Prague, April 12 (CTK) – The new exhibitions in the historical building of the National Museum (NM) will have additional exhibition space as well as technological equipment allowing to expand the present range of exhibits, NM director Michal Lukes told CTK on Thursday on the occasion of the museum’s 200th anniversary.

The anniversary of NM’s foundation is due on April 15.

This weekend, the NM will make its exhibitions accessible to the public for free, as well as its depositories in Prague’s Horni Pocernice district and in Terezin.

Once the currently ongoing reconstruction of the museum’s historical building is finished in a few years, some of the most attractive exhibits, which are now stored in the depositories, will be displayed, Lukes said.

“Before the reconstruction, we were displaying less than 1.5 percent of our collections, now we will be displaying about three percent of the most interesting items, Lukes said.

“The NM has about 20 million items. Not all of them are meant to be exhibited, as they are primarily scientific resources,” he said.

The historical building, situated at the top of the Wenceslas Square, will not be hosting any depositories and only contain exhibits.

According to Lukes, it will open for trial operation on October 28, the date when the country celebrates its centenary, with a large Czechoslovak exhibition, which will be preceded with various events focusing on the fields of NM’s collections, including music, history and ethnography.

The next exhibition in the historical building to be hosted by the NM is called “200 years – 200 items.” It will display 200 of the most interesting items and also feature the stories of their acquisition.

The third display that is planned will be devoted to the historical building itself and its reconstruction, which is to add some 16,000 square metres of well-equipped exhibition space, Lukes said.

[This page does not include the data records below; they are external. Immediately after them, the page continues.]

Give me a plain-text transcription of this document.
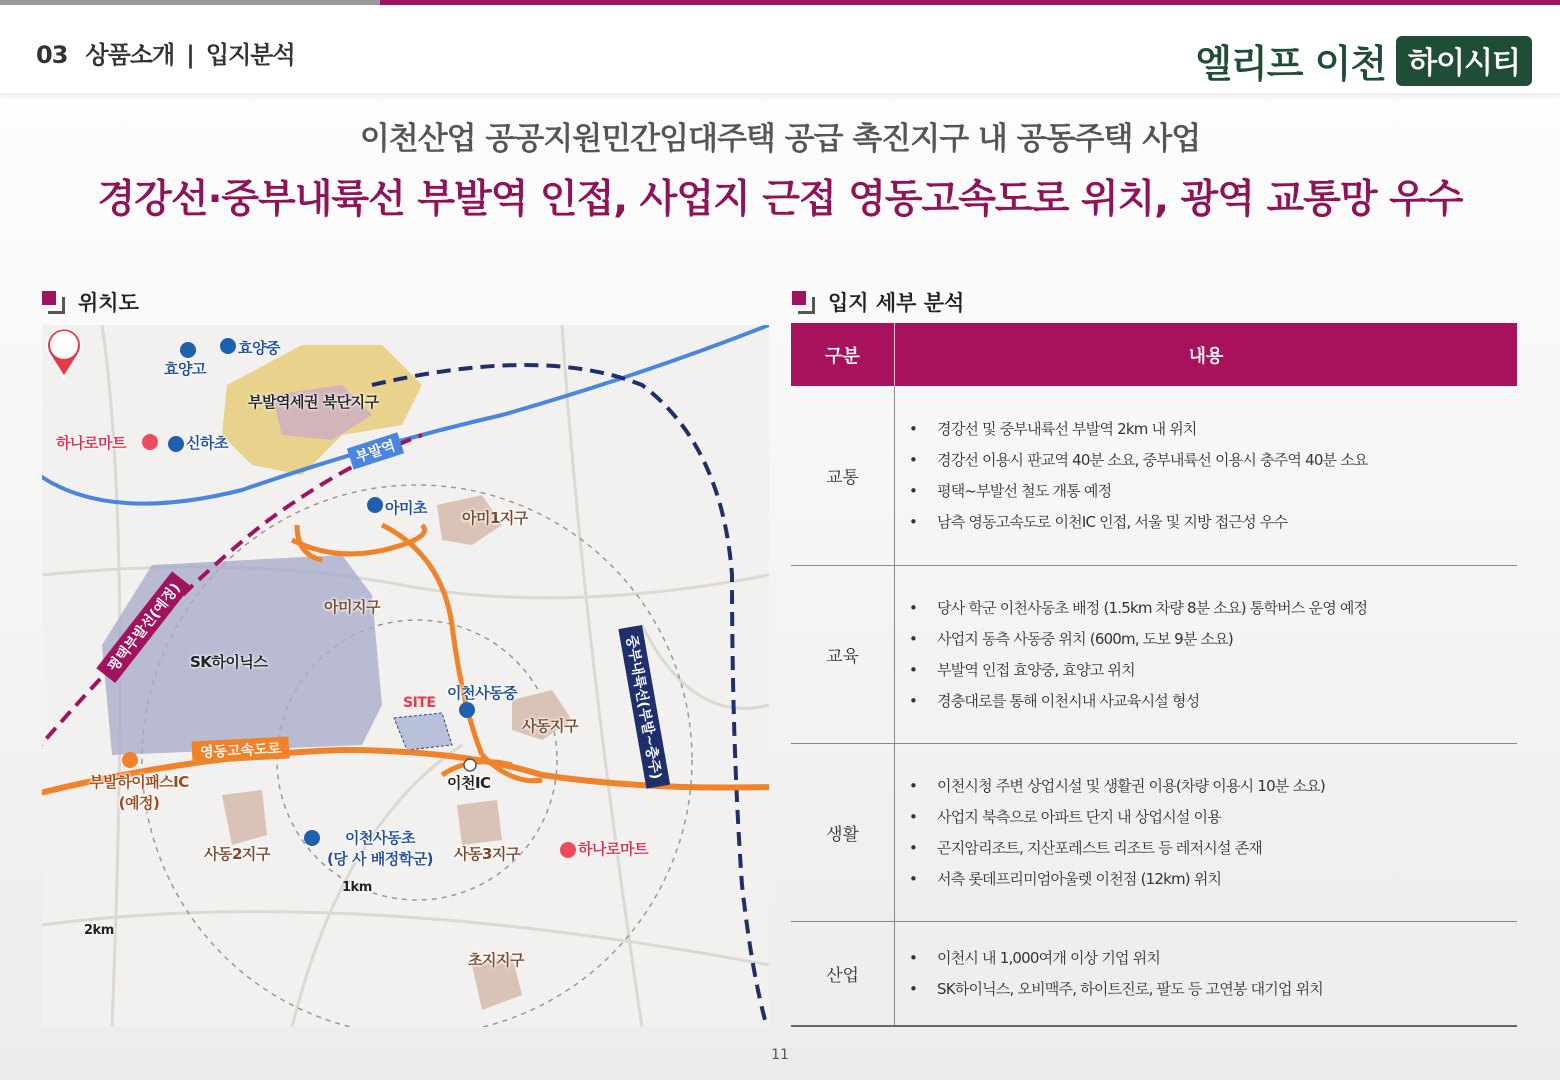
03 상품소개 | 입지분석	엘리프 이천 하이시티
이천산업 공공지원민간임대주택 공급 촉진지구 내 공동주택 사업
경강선·중부내륙선 부발역 인접, 사업지 근접 영동고속도로 위치, 광역 교통망 우수
위치도	입지 세부 분석
부발역
평택부발선(예정)
중부내륙선(부발~충주)
영동고속도로
효양중
효양고
부발역세권 북단지구
하나로마트	신하초
아미초
아미1지구
아미지구
SK하이닉스
SITE
이천사동중
사동지구
부발하이패스IC
(예정)
이천IC
이천사동초
(당 사 배정학군)
사동2지구	사동3지구	하나로마트
1km
2km
초지지구
구분	내용
교통
• 경강선 및 중부내륙선 부발역 2km 내 위치
• 경강선 이용시 판교역 40분 소요, 중부내륙선 이용시 충주역 40분 소요
• 평택~부발선 철도 개통 예정
• 남측 영동고속도로 이천IC 인접, 서울 및 지방 접근성 우수
교육
• 당사 학군 이천사동초 배정 (1.5km 차량 8분 소요) 통학버스 운영 예정
• 사업지 동측 사동중 위치 (600m, 도보 9분 소요)
• 부발역 인접 효양중, 효양고 위치
• 경충대로를 통해 이천시내 사교육시설 형성
생활
• 이천시청 주변 상업시설 및 생활권 이용(차량 이용시 10분 소요)
• 사업지 북측으로 아파트 단지 내 상업시설 이용
• 곤지암리조트, 지산포레스트 리조트 등 레저시설 존재
• 서측 롯데프리미엄아울렛 이천점 (12km) 위치
산업
• 이천시 내 1,000여개 이상 기업 위치
• SK하이닉스, 오비맥주, 하이트진로, 팔도 등 고연봉 대기업 위치
11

One of the first exhibitions that is to capitalise on the new facilities the museum is to have after the reconstruction is an ancient Egyptian exhibition that is to be borrowed from Egypt. It will document the work of the Czech Institute of Egyptology, which has been conducting excavations in the region for decades. According to Lukes, the museum is to borrow a unique set of objects from the finds of Czech Egyptologists as well as objects from the tomb of Tutankhamun.

“We are debating a government resolution that would help us fund this,” Lukes said.

Lukes also mentioned the museum was negotiating with Russia on a possible loan of an entire mammooth skeleton as the NM only had parts of such skeletons or their models.

The museum is to open all of its exhibitions in the historical building by 2020.